In this bizzaro world Prime Minister Jacinda Ardern, a routinely centrist politician, gets described as 'progressive' or, at least, the 'lesser evil'. Any conversation abut socialism has been skewed before it has even started.

But even in the New Zealand media socialism enjoys as much favour as bestiality or chartered accountancy. While that it is to be expected from the corporate media, the lame reply from so-called left wing pundits is  to go ga ga over Jacinda Ardern. Meanwhile, Alexandra Ocasio-Cortez is talking about a socialised means of production and what it means for ordinary Americans.

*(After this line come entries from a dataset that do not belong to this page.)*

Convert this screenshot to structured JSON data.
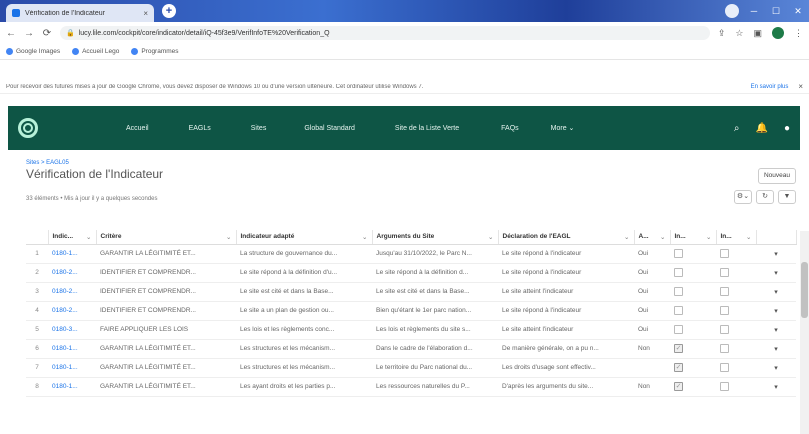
{
  "browser": {
    "tab_title": "Vérification de l'Indicateur",
    "tab_close": "×",
    "new_tab": "+",
    "window_min": "─",
    "window_max": "☐",
    "window_close": "✕",
    "url": "lucy.lile.com/cockpit/core/indicator/detail/iQ-45f3e9/VerifInfoTE%20Verification_Q",
    "bookmarks": [
      "Google Images",
      "Accueil Lego",
      "Programmes"
    ],
    "info_message": "Pour recevoir des futures mises à jour de Google Chrome, vous devez disposer de Windows 10 ou d'une version ultérieure. Cet ordinateur utilise Windows 7.",
    "info_more": "En savoir plus",
    "info_close": "×"
  },
  "appbar": {
    "nav": [
      "Accueil",
      "EAGLs",
      "Sites",
      "Global Standard",
      "Site de la Liste Verte",
      "FAQs",
      "More ⌄"
    ],
    "icons": [
      "search-icon",
      "notifications-icon",
      "user-icon"
    ]
  },
  "page": {
    "breadcrumb": "Sites > EAGL05",
    "title": "Vérification de l'Indicateur",
    "meta": "33 éléments • Mis à jour il y a quelques secondes",
    "new_button": "Nouveau",
    "tools": [
      "⚙⌄",
      "↻",
      "▼"
    ]
  },
  "table": {
    "headers": [
      "",
      "Indic...",
      "Critère",
      "Indicateur adapté",
      "Arguments du Site",
      "Déclaration de l'EAGL",
      "A...",
      "In...",
      "In...",
      ""
    ],
    "rows": [
      {
        "n": "1",
        "id": "0180-1...",
        "critere": "GARANTIR LA LÉGITIMITÉ ET...",
        "indic": "La structure de gouvernance du...",
        "arg": "Jusqu'au 31/10/2022, le Parc N...",
        "decl": "Le site répond à l'indicateur",
        "a": "Oui",
        "i1": false,
        "i2": false
      },
      {
        "n": "2",
        "id": "0180-2...",
        "critere": "IDENTIFIER ET COMPRENDR...",
        "indic": "Le site répond à la définition d'u...",
        "arg": "Le site répond à la définition d...",
        "decl": "Le site répond à l'indicateur",
        "a": "Oui",
        "i1": false,
        "i2": false
      },
      {
        "n": "3",
        "id": "0180-2...",
        "critere": "IDENTIFIER ET COMPRENDR...",
        "indic": "Le site est cité et dans la Base...",
        "arg": "Le site est cité et dans la Base...",
        "decl": "Le site atteint l'indicateur",
        "a": "Oui",
        "i1": false,
        "i2": false
      },
      {
        "n": "4",
        "id": "0180-2...",
        "critere": "IDENTIFIER ET COMPRENDR...",
        "indic": "Le site a un plan de gestion ou...",
        "arg": "Bien qu'étant le 1er parc nation...",
        "decl": "Le site répond à l'indicateur",
        "a": "Oui",
        "i1": false,
        "i2": false
      },
      {
        "n": "5",
        "id": "0180-3...",
        "critere": "FAIRE APPLIQUER LES LOIS",
        "indic": "Les lois et les règlements conc...",
        "arg": "Les lois et règlements du site s...",
        "decl": "Le site atteint l'indicateur",
        "a": "Oui",
        "i1": false,
        "i2": false
      },
      {
        "n": "6",
        "id": "0180-1...",
        "critere": "GARANTIR LA LÉGITIMITÉ ET...",
        "indic": "Les structures et les mécanism...",
        "arg": "Dans le cadre de l'élaboration d...",
        "decl": "De manière générale, on a pu n...",
        "a": "Non",
        "i1": true,
        "i2": false
      },
      {
        "n": "7",
        "id": "0180-1...",
        "critere": "GARANTIR LA LÉGITIMITÉ ET...",
        "indic": "Les structures et les mécanism...",
        "arg": "Le territoire du Parc national du...",
        "decl": "Les droits d'usage sont effectiv...",
        "a": "",
        "i1": true,
        "i2": false
      },
      {
        "n": "8",
        "id": "0180-1...",
        "critere": "GARANTIR LA LÉGITIMITÉ ET...",
        "indic": "Les ayant droits et les parties p...",
        "arg": "Les ressources naturelles du P...",
        "decl": "D'après les arguments du site...",
        "a": "Non",
        "i1": true,
        "i2": false
      }
    ],
    "row_action": "▾"
  }
}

While not wanting to exaggerate the state of play in the United States, the emergence of someone like Ocasio-Cortez comes at a time when there has been a revival of interest in socialism in the United States - especially among the young. The publisher and editor of Jacobin, Bhaskar Sunkara, wrote in 2016:

"In 2006, when I told people that I was a socialist, they looked at me like I was crazy. To be a socialist was to be on the margins of American political life, wedded to a lost cause that disappointed millions. It was the political equivalent of being a Milli Vanilli fan.

A lot has changed in a decade. The financial crisis made the hope of shared prosperity for all even more fleeting. Capitalism, it seemed, had little to offer for a new generation. After years of dormancy, social movements are once again visible and active. Whatever their respective shortcomings, movements such as Occupy Wall Street, Black Lives Matter and the student uprising in Wisconsin captured the imaginations of millions."

We have seen zero evidence of such a interest in a homegrown brand of socialism. That has much to do with a New Zealand left that has derailed socialist politics by fostering liberal illusions about the Labour Party and campaigning for it at every election. 

Now that the left has a Labour-led government it has now gone back into hibernation. Read the pro-Labour websites and blogs and be bored. Very bored. (It's interesting to note that the revival of the American left has also seen the flowering of new and original left writing that embraces socialist politics.)

One of the lessons to be drawn from the American experience is that a socialism that demands greater democracy and has, at its heart, fundamental egalitarian values that are  in opposition to the values of 'the market' will always have widespread appeal. The problem is no such vision of socialism is articulated within what is construed as the 'national conversation' in New Zealand.  You will read about socialism on a blog like this and in a few other places but we exist on the margins of New Zealand political life. We are the political equivalents of Milli Vanilli. But as the American experience also tells us as well, things can change rapidly.

If you listen to someone like Alexandria Ocasio-Cortez you will hear articulated a vision of democratic socialism that argues that a society lacking basic equality and fairness for every individual cannot be considered a democratic society in any meaningful sense. She lives in such a society in the United States and we live in such a society in New Zealand.

But while American folk have people like Ocasio-Cortez and Bernie Sanders speaking out on their behalf, we are expected to trot politely to the polling booths and vote for the Labour Party or one of its electoral allies - and nothing changes. That some one million New Zealanders have decided that they won't do the bidding of the political establishment is a step forward in political resistance but what we want now is a the revival of  an independent New Zealand left that can articulate its own democratic socialism instead of playing pet poodle to the Labour Party.